The given circle x^2 + y^2 –2x–3=0 can be rewritten as

x^2– 2x + 1 +y^2 = 4, or (x–1)^2 +y^2 =4, which has center (1,0) and radius 2.

Let’s find out where it intersects the line x+y=3, in order to find the endpoints of the chord. We will substitute y=-x+3 into the equation of the circle,

(x–1)^2 + (-x+3)^2=4

x^2–2x+1+x^2–6x+9=4

2x^2–8x+6=0

x^2–4x+3=0

(x–3)(x–1)=0

x=3, so y=-x+3, y=0 (3,0)

x=1 so y=-x+3, y=2 (1,2)

So we are looking for the equation of a circle with diameter having endpoints (3,0) and (1,2). The length of this diameter is √[(3–1)^2+(0–2)^2], which is √8=2√2, so the length of the radius of the circle would be √2.

The midpoint of the diameter of this circle gives us its center. Using the midpoint formula, [(3+1)/2, (0+2)/2], we find the center is (2,1).
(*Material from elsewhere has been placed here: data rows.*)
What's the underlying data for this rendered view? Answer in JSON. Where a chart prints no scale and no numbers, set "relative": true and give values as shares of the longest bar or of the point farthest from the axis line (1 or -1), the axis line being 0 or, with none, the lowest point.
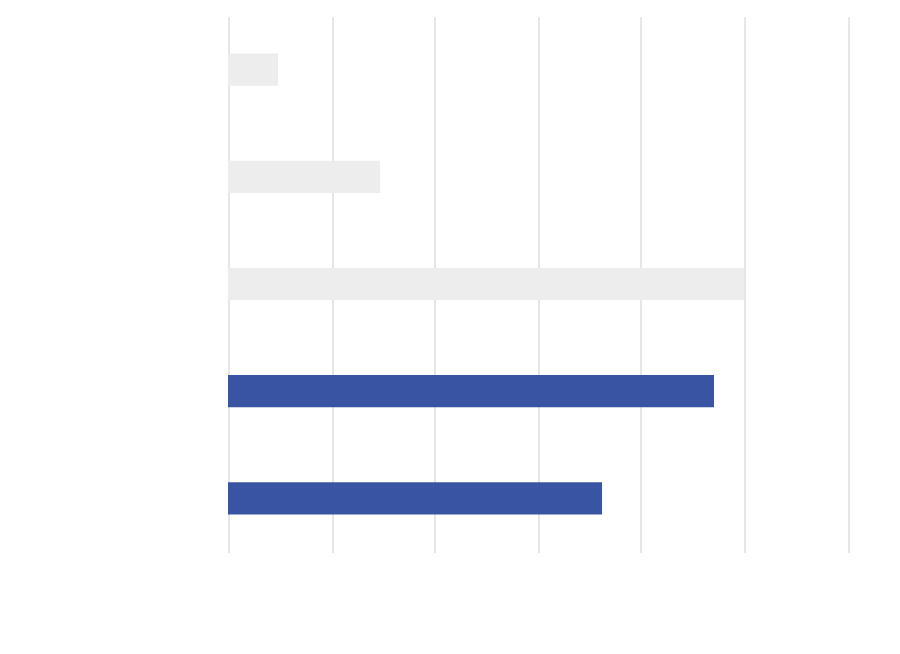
{
  "chart_data": {
    "type": "bar",
    "orientation": "horizontal",
    "relative": true,
    "grid": "x",
    "categories": [
      null,
      null,
      null,
      null,
      null
    ],
    "values": [
      0.097,
      0.295,
      1,
      0.942,
      0.725
    ],
    "colors": [
      "#ededed",
      "#ededed",
      "#ededed",
      "#3a54a4",
      "#3a54a4"
    ]
  }
}
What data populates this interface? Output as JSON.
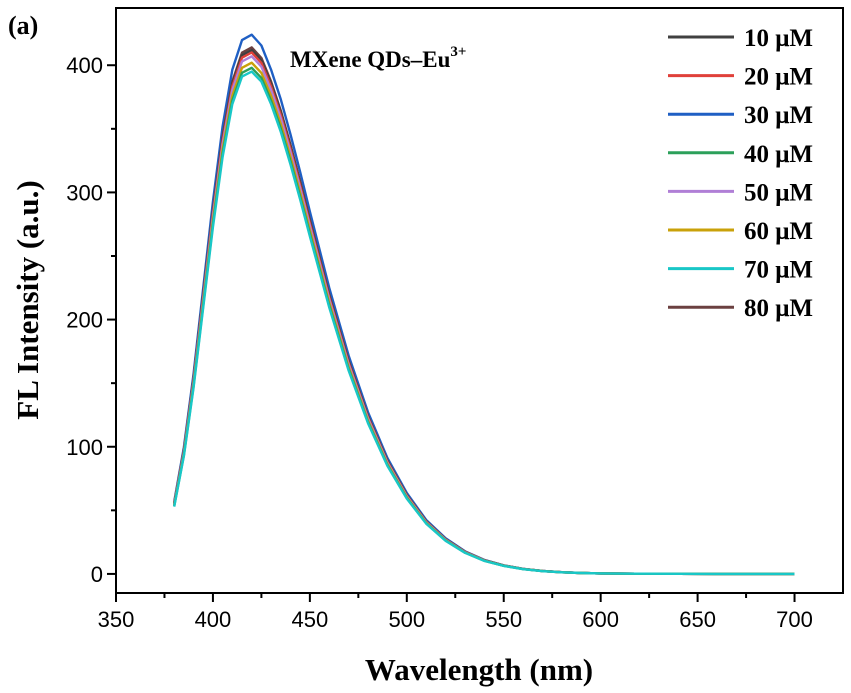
{
  "chart_data": {
    "type": "line",
    "panel_label": "(a)",
    "title": "",
    "xlabel": "Wavelength (nm)",
    "ylabel": "FL Intensity (a.u.)",
    "xlim": [
      350,
      725
    ],
    "ylim": [
      -15,
      445
    ],
    "xticks": [
      350,
      400,
      450,
      500,
      550,
      600,
      650,
      700
    ],
    "yticks": [
      0,
      100,
      200,
      300,
      400
    ],
    "annotation": {
      "text": "MXene QDs–Eu",
      "sup": "3+"
    },
    "legend_position": "top-right",
    "x": [
      380,
      385,
      390,
      395,
      400,
      405,
      410,
      415,
      420,
      425,
      430,
      435,
      440,
      445,
      450,
      460,
      470,
      480,
      490,
      500,
      510,
      520,
      530,
      540,
      550,
      560,
      570,
      580,
      590,
      600,
      620,
      640,
      660,
      680,
      700
    ],
    "base_profile": [
      0.134,
      0.235,
      0.37,
      0.53,
      0.69,
      0.83,
      0.935,
      0.99,
      1.0,
      0.98,
      0.935,
      0.88,
      0.815,
      0.745,
      0.672,
      0.53,
      0.405,
      0.3,
      0.215,
      0.15,
      0.1,
      0.066,
      0.042,
      0.026,
      0.016,
      0.0095,
      0.0055,
      0.0032,
      0.0018,
      0.001,
      0.0004,
      0.00015,
      6e-05,
      2e-05,
      0.0
    ],
    "series": [
      {
        "name": "10 μM",
        "peak": 412,
        "color": "#404040"
      },
      {
        "name": "20 μM",
        "peak": 410,
        "color": "#e0403a"
      },
      {
        "name": "30 μM",
        "peak": 424,
        "color": "#1f5fc4"
      },
      {
        "name": "40 μM",
        "peak": 398,
        "color": "#2ca05a"
      },
      {
        "name": "50 μM",
        "peak": 407,
        "color": "#b07fd6"
      },
      {
        "name": "60 μM",
        "peak": 402,
        "color": "#c9a10a"
      },
      {
        "name": "70 μM",
        "peak": 395,
        "color": "#19c7c7"
      },
      {
        "name": "80 μM",
        "peak": 414,
        "color": "#6b4040"
      }
    ]
  }
}
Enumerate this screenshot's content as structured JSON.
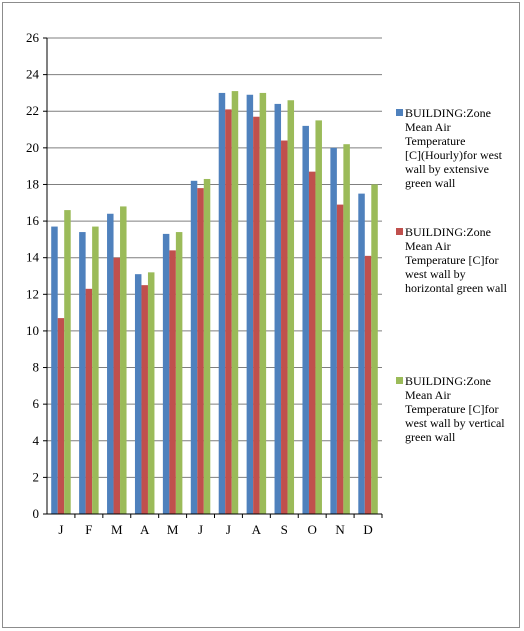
{
  "chart_data": {
    "type": "bar",
    "title": "",
    "xlabel": "",
    "ylabel": "",
    "categories": [
      "J",
      "F",
      "M",
      "A",
      "M",
      "J",
      "J",
      "A",
      "S",
      "O",
      "N",
      "D"
    ],
    "ylim": [
      0,
      26
    ],
    "yticks": [
      "0",
      "2",
      "4",
      "6",
      "8",
      "10",
      "12",
      "14",
      "16",
      "18",
      "20",
      "22",
      "24",
      "26"
    ],
    "grid": true,
    "legend_position": "right",
    "series": [
      {
        "name": "BUILDING:Zone Mean Air Temperature [C](Hourly)for west wall by extensive green wall",
        "legend_lines": [
          "BUILDING:Zone",
          "Mean Air",
          "Temperature",
          "[C](Hourly)for west",
          "wall by extensive",
          "green wall"
        ],
        "color": "#4f81bd",
        "values": [
          15.7,
          15.4,
          16.4,
          13.1,
          15.3,
          18.2,
          23.0,
          22.9,
          22.4,
          21.2,
          20.0,
          17.5
        ]
      },
      {
        "name": "BUILDING:Zone Mean Air Temperature [C]for west wall by horizontal green wall",
        "legend_lines": [
          "BUILDING:Zone",
          "Mean Air",
          "Temperature [C]for",
          "west wall by",
          "horizontal green wall"
        ],
        "color": "#c0504d",
        "values": [
          10.7,
          12.3,
          14.0,
          12.5,
          14.4,
          17.8,
          22.1,
          21.7,
          20.4,
          18.7,
          16.9,
          14.1
        ]
      },
      {
        "name": "BUILDING:Zone Mean Air Temperature [C]for west wall by vertical green wall",
        "legend_lines": [
          "BUILDING:Zone",
          "Mean Air",
          "Temperature [C]for",
          "west wall by vertical",
          "green wall"
        ],
        "color": "#9bbb59",
        "values": [
          16.6,
          15.7,
          16.8,
          13.2,
          15.4,
          18.3,
          23.1,
          23.0,
          22.6,
          21.5,
          20.2,
          18.0
        ]
      }
    ]
  }
}
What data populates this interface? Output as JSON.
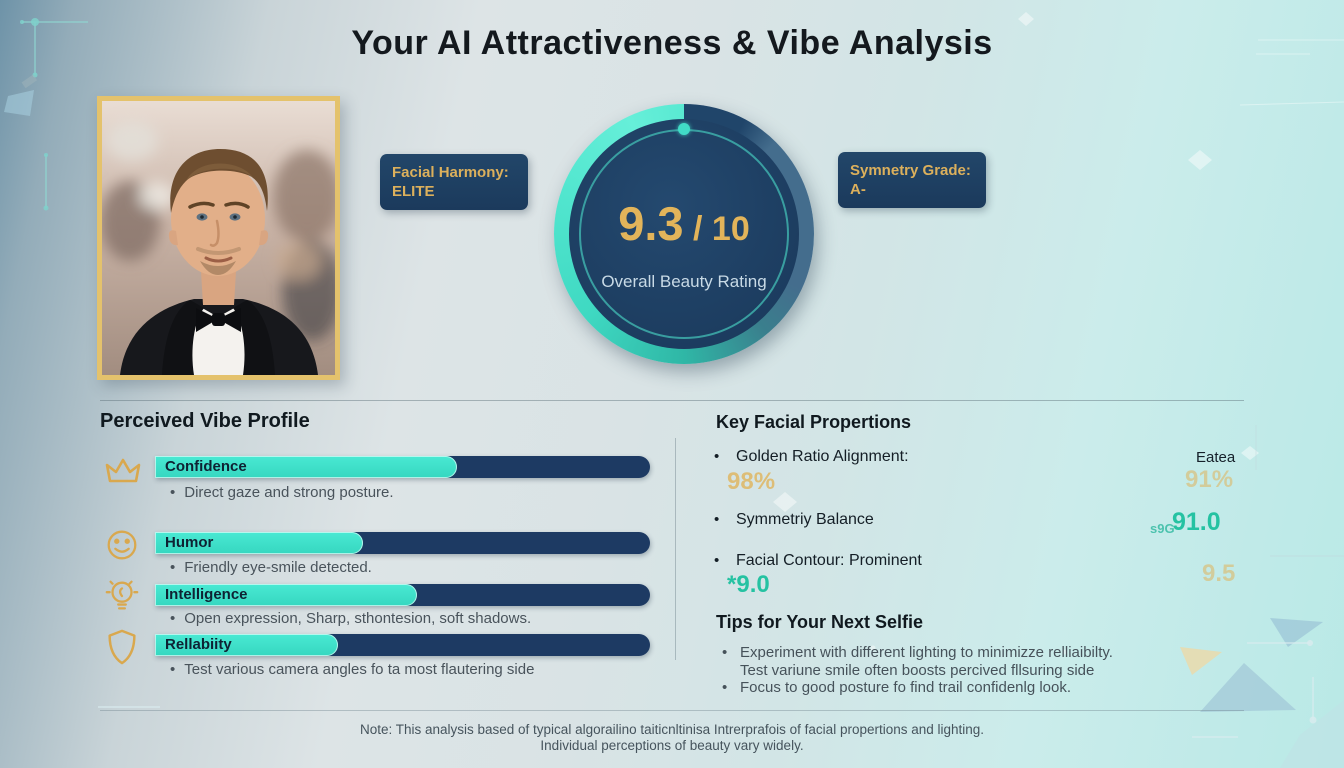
{
  "title": "Your AI Attractiveness & Vibe Analysis",
  "badges": {
    "left": {
      "line1": "Facial Harmony:",
      "line2": "ELITE"
    },
    "right": {
      "line1": "Symnetry Grade:",
      "line2": "A-"
    }
  },
  "gauge": {
    "score": "9.3",
    "denominator": " / 10",
    "label": "Overall Beauty Rating"
  },
  "vibe": {
    "heading": "Perceived Vibe Profile",
    "traits": [
      {
        "icon": "crown-icon",
        "label": "Confidence",
        "percent": 61,
        "note": "Direct gaze and strong posture."
      },
      {
        "icon": "smiley-icon",
        "label": "Humor",
        "percent": 42,
        "note": "Friendly eye-smile detected."
      },
      {
        "icon": "lightbulb-icon",
        "label": "Intelligence",
        "percent": 53,
        "note": "Open expression, Sharp, sthontesion, soft shadows."
      },
      {
        "icon": "shield-icon",
        "label": "Rellabiity",
        "percent": 37,
        "note": "Test various camera angles fo ta most flautering side"
      }
    ],
    "bullet": "•"
  },
  "proportions": {
    "heading": "Key Facial Propertions",
    "row1": {
      "label": "Golden Ratio Alignment:",
      "value": "98%",
      "right_label": "Eatea",
      "right_value": "91%"
    },
    "row2": {
      "label": "Symmetriy Balance",
      "right_small": "s9G",
      "right_value": "91.0"
    },
    "row3": {
      "label": "Facial Contour: Prominent",
      "value": "*9.0",
      "right_value": "9.5"
    }
  },
  "tips": {
    "heading": "Tips for Your Next Selfie",
    "items": [
      "Experiment with different lighting to minimizze relliaibilty.\nTest variune smile often boosts percived fllsuring side",
      "Focus to good posture fo find trail confidenlg look."
    ],
    "bullet": "•"
  },
  "footer": {
    "line1": "Note: This analysis based of typical algorailino taiticnltinisa Intrerprafois of facial propertions and lighting.",
    "line2": "Individual perceptions of beauty vary widely."
  },
  "colors": {
    "accent_teal": "#3fe2cc",
    "navy": "#1d3a63",
    "gold": "#e0b45c",
    "badge_bg": "#1e4063",
    "teal_value": "#25c2a2"
  },
  "chart_data": [
    {
      "type": "pie",
      "title": "Overall Beauty Rating",
      "categories": [
        "score",
        "remainder"
      ],
      "values": [
        9.3,
        0.7
      ],
      "center_text": "9.3 / 10",
      "legend_position": "none"
    },
    {
      "type": "bar",
      "title": "Perceived Vibe Profile",
      "categories": [
        "Confidence",
        "Humor",
        "Intelligence",
        "Rellabiity"
      ],
      "values": [
        61,
        42,
        53,
        37
      ],
      "xlabel": "",
      "ylabel": "bar fill (% of track width)",
      "ylim": [
        0,
        100
      ],
      "orientation": "horizontal",
      "grid": false
    },
    {
      "type": "table",
      "title": "Key Facial Propertions",
      "categories": [
        "Golden Ratio Alignment",
        "Symmetriy Balance",
        "Facial Contour: Prominent"
      ],
      "values": [
        "98% / 91%",
        "91.0",
        "*9.0 / 9.5"
      ]
    }
  ]
}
The equation of a circle with center (2,1) and radius √2 is

(x–2)^2+(y–1)^2=2

Complete the square to find the centre of the circle
x^2 - 2x + 1 + y^2 = 3+1
(x-1)^2 + y^2 = 4

centre is (1,0), radius is 2

make a rough sketch to see that the line from the centre(1,0) to the midpoint (1,1) of the chord is a vertical line x = 1
So the chord, which is perpendicular to the line from (1,0) to (1,1) must
have equation y = 1

sub in y = 1 into the circle:
(x-1)^2 + 1 = 4
(x-1)^2 = 3
x-1 = ± √3
x = 1 ± √3

Just realized that all you wanted was the equation of the chord, which was
y = 1

Question for Tiger:
Where does the line x+y=3 come from, and what does it have to to with this?